Apoios insuficientes
Para o presidente da Associação dos Comerciantes do Porto, Joel Azevedo, este é o resultado da "insuficiência dos apoios, do deficitário apoio aos arrendatários conjugados com a escalada do valor das rendas, que se tornaram agora incomportáveis para muitos comerciantes, determinando o fecho de muitos estabelecimentos". Após 77 anos de atividade, a casa de bicicletas Cepas Peneda vive uma situação diferente por ser proprietária do edifício e ganhou novo fôlego com "a moda" do uso de meios suaves de transporte, sendo os estudantes os grandes clientes do estabelecimento.
Apoios
Porto de Tradição
Até à data, a Câmara do Porto reconheceu 94 estabelecimentos comerciais e quatro entidades que passaram a usufruir de medidas de apoio e de proteção.
Tipos de apoio
Isenção de taxas de publicidade e ocupação do domínio público; formação e consultoria; divulgação e promoção turística e apoio financeiro de até 25 mil euros para investimento em obras de restauro constam do programa.
Formar lojistas
Formação gratuita aos comerciantes e seus colaboradores, oferta de material temático aos comerciantes, incentivo à atividade comercial que consiste no reembolso de vales de desconto de dois euros por cada 20 euros de compras efetuadas no comércio de rua local são outras ajudas.
Isenção de taxas
Isenção total do pagamento das taxas municipais é outra das medidas com vista a atenuar os prejuízos causados pela pandemia.
Foi criado um gabinete de crise
O histórico comércio da cidade corre o risco de desaparecer?
Infelizmente, o fecho de estabelecimentos, e alguns emblemáticos, é uma triste realidade. E daí a importância e a necessidade da prorrogação e alargamento do Programa Porto de Tradição, de forma a abranger e incluir todos os estabelecimentos de comércio tradicional local e entidades de interesse histórico, cultural ou social local como marcas identitárias da cidade, aumentar a sua cabimentação a cada um dos estabelecimentos e entidades referidas, reforçando o apoio.
Quantas casas fecharam devido à pressão imobiliária e à pandemia?
Não temos dados quantitativos, mas sabemos que fecharam alguns estabelecimentos e que felizmente outros vão tendo oportunidade para abrir portas. O comércio vai-se reinventando e resistindo aos inúmeros constrangimentos e desafios.

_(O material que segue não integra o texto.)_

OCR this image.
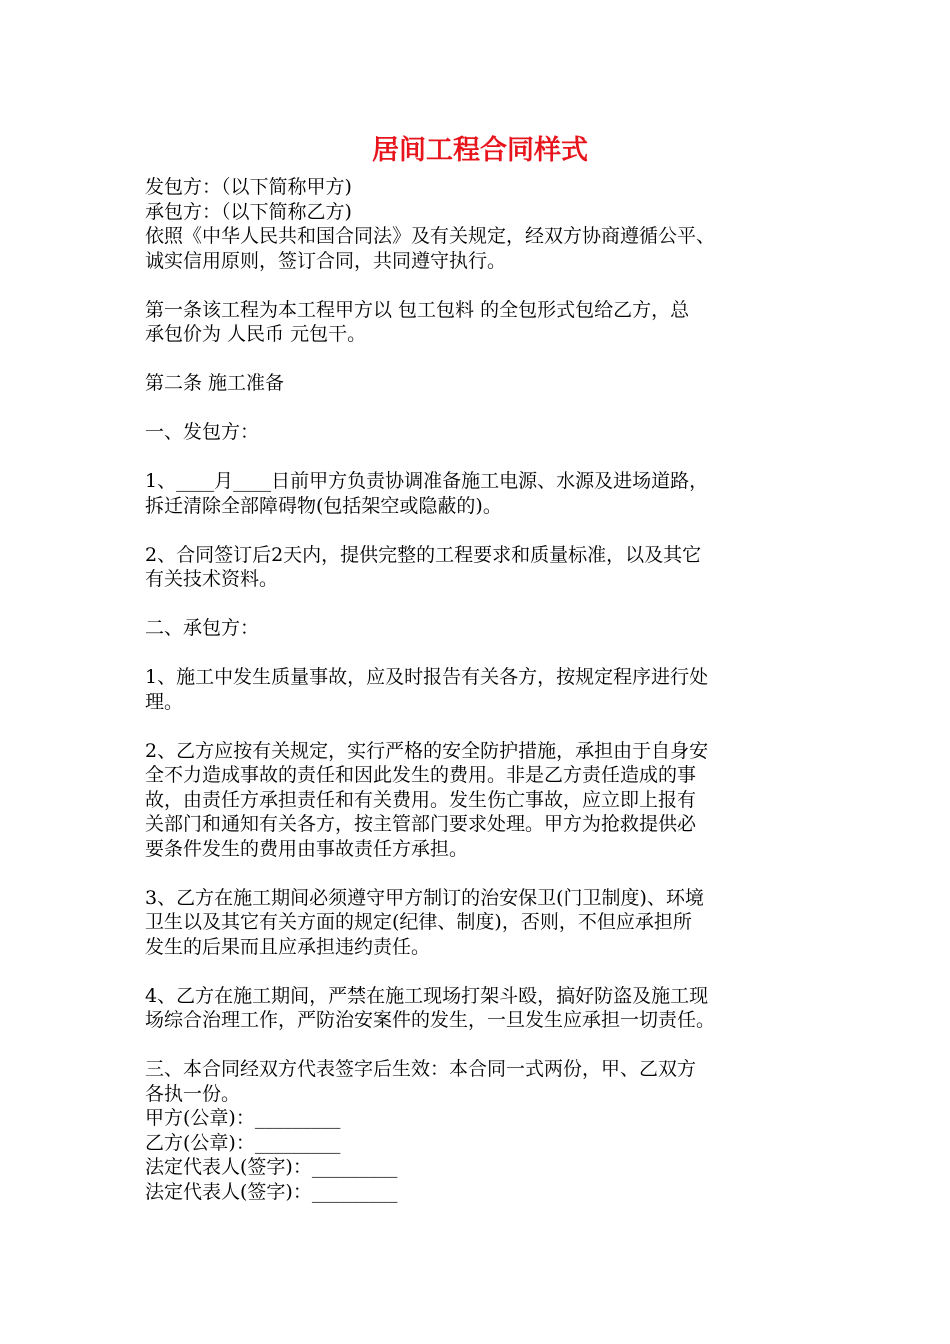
居间工程合同样式
发包方：（以下简称甲方)
承包方：（以下简称乙方)
依照《中华人民共和国合同法》及有关规定，经双方协商遵循公平、
诚实信用原则，签订合同，共同遵守执行。
第一条该工程为本工程甲方以 包工包料 的全包形式包给乙方，总
承包价为 人民币 元包干。
第二条 施工准备
一、发包方：
1、____月____日前甲方负责协调准备施工电源、水源及进场道路，
拆迁清除全部障碍物(包括架空或隐蔽的)。
2、合同签订后2天内，提供完整的工程要求和质量标准，以及其它
有关技术资料。
二、承包方：
1、施工中发生质量事故，应及时报告有关各方，按规定程序进行处
理。
2、乙方应按有关规定，实行严格的安全防护措施，承担由于自身安
全不力造成事故的责任和因此发生的费用。非是乙方责任造成的事
故，由责任方承担责任和有关费用。发生伤亡事故，应立即上报有
关部门和通知有关各方，按主管部门要求处理。甲方为抢救提供必
要条件发生的费用由事故责任方承担。
3、乙方在施工期间必须遵守甲方制订的治安保卫(门卫制度)、环境
卫生以及其它有关方面的规定(纪律、制度)，否则，不但应承担所
发生的后果而且应承担违约责任。
4、乙方在施工期间，严禁在施工现场打架斗殴，搞好防盗及施工现
场综合治理工作，严防治安案件的发生，一旦发生应承担一切责任。
三、本合同经双方代表签字后生效：本合同一式两份，甲、乙双方
各执一份。
甲方(公章)：_________
乙方(公章)：_________
法定代表人(签字)：_________
法定代表人(签字)：_________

Que apoios estão a ser dados pela associação?
Foi criado um gabinete de crise com o objetivo de prestar informação e aconselhamento especializados, designadamente ao nível jurídico e contabilístico, fulcrais na reação dos comerciantes ao impacto avassalador que a pandemia teve no nosso comércio. Apesar desta grave situação, mantivemos sempre as portas abertas para receber e apoiar os nossos associados.